Just as in the other industrializing cities of Britain, the downside of this fantastic growth was absolutely terrible conditions for the workers. Grinders suffered from silicosis and tuberculosis, and at mid-century nearly sixty percent of fork, needle, razor, and file grinders would die before age thirty. Children worked ten or twelve hour days in many factories, and an 1862 “Children’s Employment Commission on the Metal Manufactures of the Sheffield District” records witnesses such as William Henry Widdicombe, age 8, grinder; Thomas Darwin, age 6, grinder; Maria Lansley, age 9, hand-fly operator; Henry Kay, age 10, riveter; Joseph Broadhead, age 10, saw-glazer; and Sarah Ann Tingle, age 9, fork-filer.
Concomitant with the factory work were terrible, overcrowded living conditions for the workers. This translated into terrible pollution of the Sheaf, as it became both a trash dump and the primary sewer for the dense worker housing along its shores. A doctor speaking at an 1886 commission on contagious diseases complained that the river was “...filthy and disgusting,” and went on to describe what he’d found in the old millponds (or lakes) and in the river itself:
The bed of the River Sheaf, the bottom of the lakes, and the ground occupied by the mill reservoir, are extensively covered with black, decomposing mud, much of which still consists of putrefying organic matter; and, taking note of the dead dogs and cats which may be seen there….the whole appearance of the river and its tributaries, as they pass between and below the houses of Sheffield, is abominable. Offensive gases are constantly escaping in bubbles from the filthy deposit…

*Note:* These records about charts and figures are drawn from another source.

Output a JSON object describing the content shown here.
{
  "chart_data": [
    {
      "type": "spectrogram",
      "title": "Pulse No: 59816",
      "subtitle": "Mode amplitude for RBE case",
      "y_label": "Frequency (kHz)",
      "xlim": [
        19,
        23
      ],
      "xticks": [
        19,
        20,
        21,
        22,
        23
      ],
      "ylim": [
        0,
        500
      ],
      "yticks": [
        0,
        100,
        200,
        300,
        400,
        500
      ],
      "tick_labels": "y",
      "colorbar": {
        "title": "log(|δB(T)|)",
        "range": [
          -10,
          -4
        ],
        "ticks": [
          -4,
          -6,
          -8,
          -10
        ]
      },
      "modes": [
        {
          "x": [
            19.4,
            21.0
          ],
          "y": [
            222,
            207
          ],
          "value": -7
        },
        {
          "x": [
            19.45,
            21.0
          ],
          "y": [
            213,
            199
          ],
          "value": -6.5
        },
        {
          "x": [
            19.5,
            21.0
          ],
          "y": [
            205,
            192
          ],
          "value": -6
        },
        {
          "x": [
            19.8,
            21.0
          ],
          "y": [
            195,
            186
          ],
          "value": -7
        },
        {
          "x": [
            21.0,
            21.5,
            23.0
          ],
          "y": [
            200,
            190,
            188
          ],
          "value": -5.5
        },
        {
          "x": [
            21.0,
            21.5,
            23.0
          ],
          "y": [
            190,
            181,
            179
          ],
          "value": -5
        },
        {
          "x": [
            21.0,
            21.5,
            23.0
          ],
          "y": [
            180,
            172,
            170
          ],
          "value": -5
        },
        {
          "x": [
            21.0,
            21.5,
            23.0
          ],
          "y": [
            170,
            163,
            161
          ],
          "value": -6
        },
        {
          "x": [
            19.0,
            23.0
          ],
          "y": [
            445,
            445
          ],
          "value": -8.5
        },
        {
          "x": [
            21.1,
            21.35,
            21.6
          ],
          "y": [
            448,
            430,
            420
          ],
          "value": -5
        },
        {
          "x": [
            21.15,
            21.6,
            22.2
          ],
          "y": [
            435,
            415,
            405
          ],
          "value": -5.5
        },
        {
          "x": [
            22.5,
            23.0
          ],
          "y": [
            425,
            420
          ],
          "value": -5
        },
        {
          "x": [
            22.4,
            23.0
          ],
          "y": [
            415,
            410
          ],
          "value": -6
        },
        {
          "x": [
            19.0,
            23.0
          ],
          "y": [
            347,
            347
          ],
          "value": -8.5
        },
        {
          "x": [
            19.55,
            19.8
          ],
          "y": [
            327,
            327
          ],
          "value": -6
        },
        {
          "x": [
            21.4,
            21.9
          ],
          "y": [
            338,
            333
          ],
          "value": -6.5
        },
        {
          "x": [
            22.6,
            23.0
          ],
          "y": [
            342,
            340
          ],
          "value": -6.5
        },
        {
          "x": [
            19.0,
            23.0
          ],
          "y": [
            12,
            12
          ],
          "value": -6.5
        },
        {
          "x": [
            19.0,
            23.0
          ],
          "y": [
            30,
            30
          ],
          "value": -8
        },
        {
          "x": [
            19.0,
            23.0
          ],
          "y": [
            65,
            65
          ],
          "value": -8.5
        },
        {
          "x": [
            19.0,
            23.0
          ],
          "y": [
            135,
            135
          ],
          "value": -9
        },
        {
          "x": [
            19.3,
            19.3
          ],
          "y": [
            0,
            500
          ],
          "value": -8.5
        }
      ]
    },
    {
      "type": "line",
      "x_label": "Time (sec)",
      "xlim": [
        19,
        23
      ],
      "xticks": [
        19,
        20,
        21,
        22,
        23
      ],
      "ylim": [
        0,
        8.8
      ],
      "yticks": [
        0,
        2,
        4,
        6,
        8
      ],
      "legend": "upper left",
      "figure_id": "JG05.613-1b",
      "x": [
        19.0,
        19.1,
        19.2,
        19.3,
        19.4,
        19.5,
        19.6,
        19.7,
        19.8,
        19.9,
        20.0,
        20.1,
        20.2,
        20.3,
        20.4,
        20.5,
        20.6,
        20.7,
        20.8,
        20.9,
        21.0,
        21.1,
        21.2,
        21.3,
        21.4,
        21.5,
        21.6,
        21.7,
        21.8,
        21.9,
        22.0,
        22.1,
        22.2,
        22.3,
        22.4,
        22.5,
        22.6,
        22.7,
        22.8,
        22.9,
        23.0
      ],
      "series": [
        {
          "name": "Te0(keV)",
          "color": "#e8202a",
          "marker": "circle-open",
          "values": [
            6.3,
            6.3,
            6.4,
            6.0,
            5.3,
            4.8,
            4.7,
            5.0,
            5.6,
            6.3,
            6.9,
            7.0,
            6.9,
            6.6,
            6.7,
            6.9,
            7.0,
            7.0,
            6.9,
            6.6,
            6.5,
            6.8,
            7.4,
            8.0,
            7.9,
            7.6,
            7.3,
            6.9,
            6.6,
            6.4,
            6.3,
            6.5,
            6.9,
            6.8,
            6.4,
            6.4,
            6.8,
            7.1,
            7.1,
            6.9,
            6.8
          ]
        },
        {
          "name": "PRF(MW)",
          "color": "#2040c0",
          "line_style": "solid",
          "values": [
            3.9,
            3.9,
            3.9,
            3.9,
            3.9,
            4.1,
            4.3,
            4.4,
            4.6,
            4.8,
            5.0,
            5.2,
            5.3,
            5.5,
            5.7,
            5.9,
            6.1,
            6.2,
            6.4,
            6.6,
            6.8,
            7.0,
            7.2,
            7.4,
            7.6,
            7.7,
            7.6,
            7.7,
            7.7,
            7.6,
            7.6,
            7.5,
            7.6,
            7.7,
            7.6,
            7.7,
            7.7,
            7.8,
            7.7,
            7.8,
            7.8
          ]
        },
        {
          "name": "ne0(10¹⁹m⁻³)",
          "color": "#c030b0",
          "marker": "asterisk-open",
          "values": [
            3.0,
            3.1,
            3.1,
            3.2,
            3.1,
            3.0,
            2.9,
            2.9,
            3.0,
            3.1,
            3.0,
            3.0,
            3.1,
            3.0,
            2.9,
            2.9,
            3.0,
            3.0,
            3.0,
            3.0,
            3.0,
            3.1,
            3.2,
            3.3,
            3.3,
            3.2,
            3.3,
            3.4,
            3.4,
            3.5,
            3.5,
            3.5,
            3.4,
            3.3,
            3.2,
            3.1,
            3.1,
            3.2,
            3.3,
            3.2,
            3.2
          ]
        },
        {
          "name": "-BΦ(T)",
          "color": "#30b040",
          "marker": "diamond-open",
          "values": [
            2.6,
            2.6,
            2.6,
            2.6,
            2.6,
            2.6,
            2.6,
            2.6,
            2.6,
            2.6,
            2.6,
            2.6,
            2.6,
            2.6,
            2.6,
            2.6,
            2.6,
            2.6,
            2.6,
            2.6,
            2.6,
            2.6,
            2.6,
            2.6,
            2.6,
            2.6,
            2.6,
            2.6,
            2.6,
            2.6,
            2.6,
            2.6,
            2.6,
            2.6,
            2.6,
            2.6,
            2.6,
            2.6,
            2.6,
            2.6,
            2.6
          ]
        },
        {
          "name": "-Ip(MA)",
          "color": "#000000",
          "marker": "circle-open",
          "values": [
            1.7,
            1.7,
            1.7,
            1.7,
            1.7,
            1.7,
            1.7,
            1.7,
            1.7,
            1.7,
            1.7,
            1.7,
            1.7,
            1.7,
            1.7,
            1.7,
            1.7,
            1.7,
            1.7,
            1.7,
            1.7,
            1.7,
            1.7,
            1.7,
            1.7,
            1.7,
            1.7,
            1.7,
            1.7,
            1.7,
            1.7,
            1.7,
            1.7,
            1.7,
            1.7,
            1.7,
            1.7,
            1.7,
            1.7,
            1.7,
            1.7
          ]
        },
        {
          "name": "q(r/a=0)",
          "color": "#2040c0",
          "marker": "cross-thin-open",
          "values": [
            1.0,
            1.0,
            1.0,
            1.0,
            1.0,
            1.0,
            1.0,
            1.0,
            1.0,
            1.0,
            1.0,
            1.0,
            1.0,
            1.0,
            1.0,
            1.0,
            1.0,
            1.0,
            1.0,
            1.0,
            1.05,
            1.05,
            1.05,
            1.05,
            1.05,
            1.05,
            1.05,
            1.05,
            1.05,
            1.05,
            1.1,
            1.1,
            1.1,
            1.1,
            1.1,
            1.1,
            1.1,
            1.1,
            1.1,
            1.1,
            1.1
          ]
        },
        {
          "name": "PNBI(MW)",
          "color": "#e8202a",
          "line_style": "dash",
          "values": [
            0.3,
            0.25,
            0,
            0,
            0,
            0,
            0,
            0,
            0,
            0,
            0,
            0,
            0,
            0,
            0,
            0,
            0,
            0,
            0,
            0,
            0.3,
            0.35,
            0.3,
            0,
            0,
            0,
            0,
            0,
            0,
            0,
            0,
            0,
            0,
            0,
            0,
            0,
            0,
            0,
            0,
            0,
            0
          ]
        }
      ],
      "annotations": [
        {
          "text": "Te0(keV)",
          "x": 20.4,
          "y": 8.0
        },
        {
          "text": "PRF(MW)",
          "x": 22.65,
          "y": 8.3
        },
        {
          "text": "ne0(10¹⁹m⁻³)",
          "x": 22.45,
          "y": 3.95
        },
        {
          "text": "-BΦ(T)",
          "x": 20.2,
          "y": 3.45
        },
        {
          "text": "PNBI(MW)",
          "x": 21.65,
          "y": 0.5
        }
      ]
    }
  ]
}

Other doctors at the conference agreed that “[t]he state of the Porter and the Sheaf is a disgrace to the civilization of the nineteenth century.” However, with no real possibility of cleaning up the river, their only serious proposal was to make a covered sewer around the last two miles of the Sheaf, between the neighborhood of Heeley and the confluence of the Don. The full length of this proposed culvert was never built, but the doctors would doubtless be gratified to know that by the early twentieth century, a little more than a mile of the river had been almost completely covered over.